Log transform - Predicting House Sale Prices

Hi,
I’m working with this dataset in Kaggle and I’ve seen some projects where the target SalePrice has been transformed with a log transform.

I don’t understand why, is it necessary?

For example here:

#applying log transformation
df_train['SalePrice'] = np.log(df_train['SalePrice'])

https://www.kaggle.com/pmarcelino/comprehensive-data-exploration-with-python#5.-Getting-hard-core

2 Likes

Did you read that notebook?

…Ok, ‘SalePrice’ is not normal. It shows ‘peakedness’, positive skewness and does not follow the diagonal line.
But everything’s not lost. A simple data transformation can solve the problem. This is one of the awesome things you can learn in statistical books: in case of positive skewness, log transformations usually works well…
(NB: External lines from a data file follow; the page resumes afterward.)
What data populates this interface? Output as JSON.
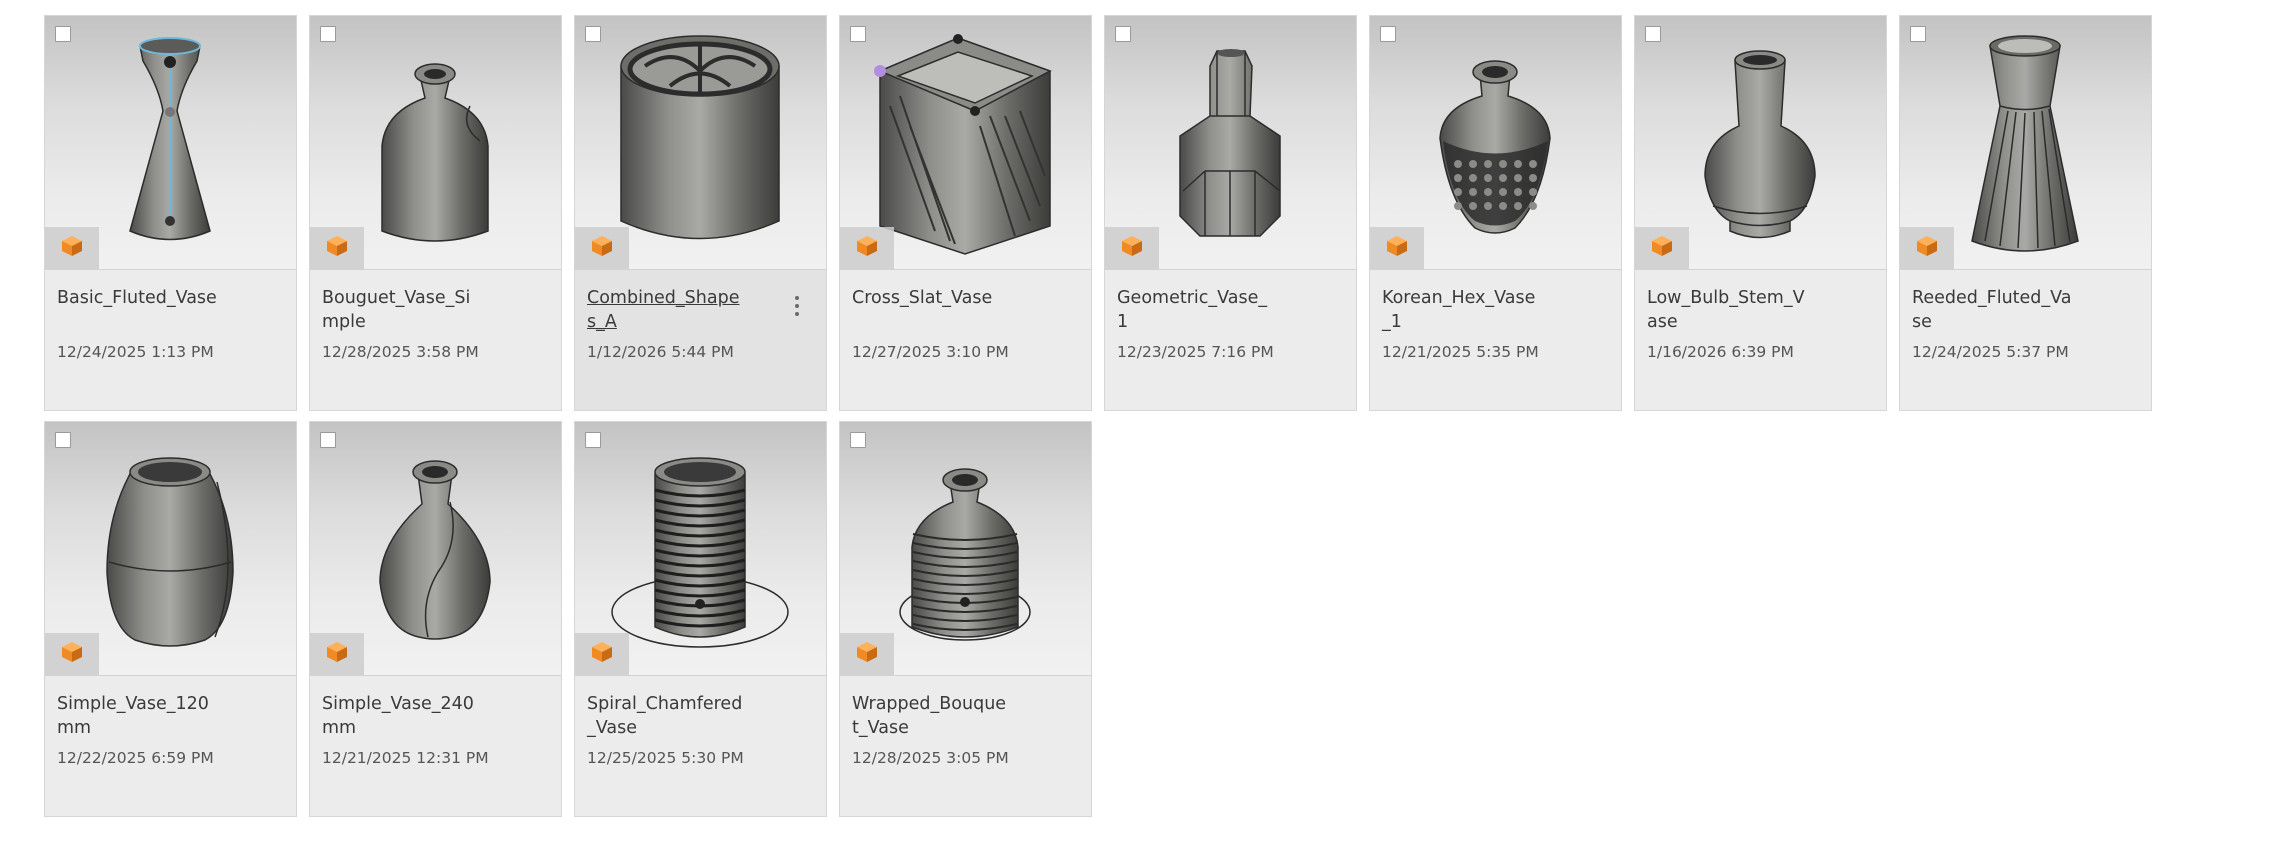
{
  "files": [
    {
      "name": "Basic_Fluted_Vase",
      "date": "12/24/2025 1:13 PM",
      "thumbnail": "basic-fluted-vase",
      "type_icon": "design-cube-icon"
    },
    {
      "name": "Bouguet_Vase_Simple",
      "date": "12/28/2025 3:58 PM",
      "thumbnail": "bouguet-vase-simple",
      "type_icon": "design-cube-icon"
    },
    {
      "name": "Combined_Shapes_A",
      "date": "1/12/2026 5:44 PM",
      "thumbnail": "combined-shapes-a",
      "type_icon": "design-cube-icon",
      "hovered": true
    },
    {
      "name": "Cross_Slat_Vase",
      "date": "12/27/2025 3:10 PM",
      "thumbnail": "cross-slat-vase",
      "type_icon": "design-cube-icon"
    },
    {
      "name": "Geometric_Vase_1",
      "date": "12/23/2025 7:16 PM",
      "thumbnail": "geometric-vase",
      "type_icon": "design-cube-icon"
    },
    {
      "name": "Korean_Hex_Vase_1",
      "date": "12/21/2025 5:35 PM",
      "thumbnail": "korean-hex-vase",
      "type_icon": "design-cube-icon"
    },
    {
      "name": "Low_Bulb_Stem_Vase",
      "date": "1/16/2026 6:39 PM",
      "thumbnail": "low-bulb-stem-vase",
      "type_icon": "design-cube-icon"
    },
    {
      "name": "Reeded_Fluted_Vase",
      "date": "12/24/2025 5:37 PM",
      "thumbnail": "reeded-fluted-vase",
      "type_icon": "design-cube-icon"
    },
    {
      "name": "Simple_Vase_120mm",
      "date": "12/22/2025 6:59 PM",
      "thumbnail": "simple-vase-120",
      "type_icon": "design-cube-icon"
    },
    {
      "name": "Simple_Vase_240mm",
      "date": "12/21/2025 12:31 PM",
      "thumbnail": "simple-vase-240",
      "type_icon": "design-cube-icon"
    },
    {
      "name": "Spiral_Chamfered_Vase",
      "date": "12/25/2025 5:30 PM",
      "thumbnail": "spiral-chamfered-vase",
      "type_icon": "design-cube-icon"
    },
    {
      "name": "Wrapped_Bouquet_Vase",
      "date": "12/28/2025 3:05 PM",
      "thumbnail": "wrapped-bouquet-vase",
      "type_icon": "design-cube-icon"
    }
  ],
  "colors": {
    "card_background": "#ececec",
    "badge_orange": "#f08a24",
    "model_grey": "#7b7b78"
  }
}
Sometimes it’s better to transform the data to increase the accuracy or to get a better linear coeficient. I recomend you to read that section of the notebook and look into it in statistics books

1 Like

Yes I did.

But should it be done regardless of the algorithm applied, or if we only use linear regression?

Actually it depends of the distribution of the data. If i remember my statistics/physics lessons correctly is not always a good idea to work with left or right skewed data, so you normalize it with different methods, min/max, standard deviaton, transform it in a logaritmic scale and then you use the model that you want to use ie linear regression (wich actually in the case of a logaritmic scale is a logaritmic regression)
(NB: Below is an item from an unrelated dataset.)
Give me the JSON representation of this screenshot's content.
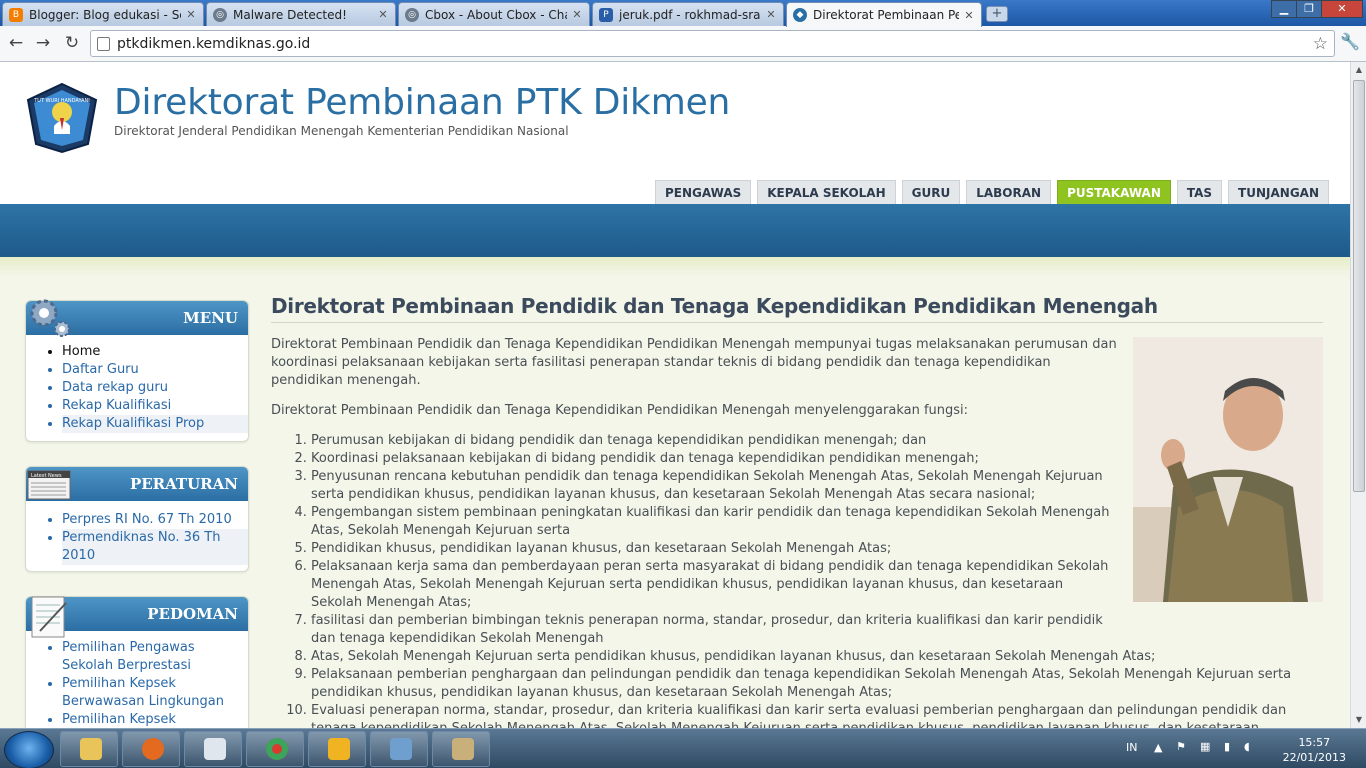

This article explains it better
https://towardsdatascience.com/skewed-data-a-problem-to-your-statistical-model-9a6b5bb74e37

2 Likes

Ok thank you! I’ll read that article.

I didn’t know that we also can normalize the output variable so my head :exploding_head:.

I thought these methods (rescaling, normalizing…) were only applied to the input variables to prepare them for machine learning.

2 Likes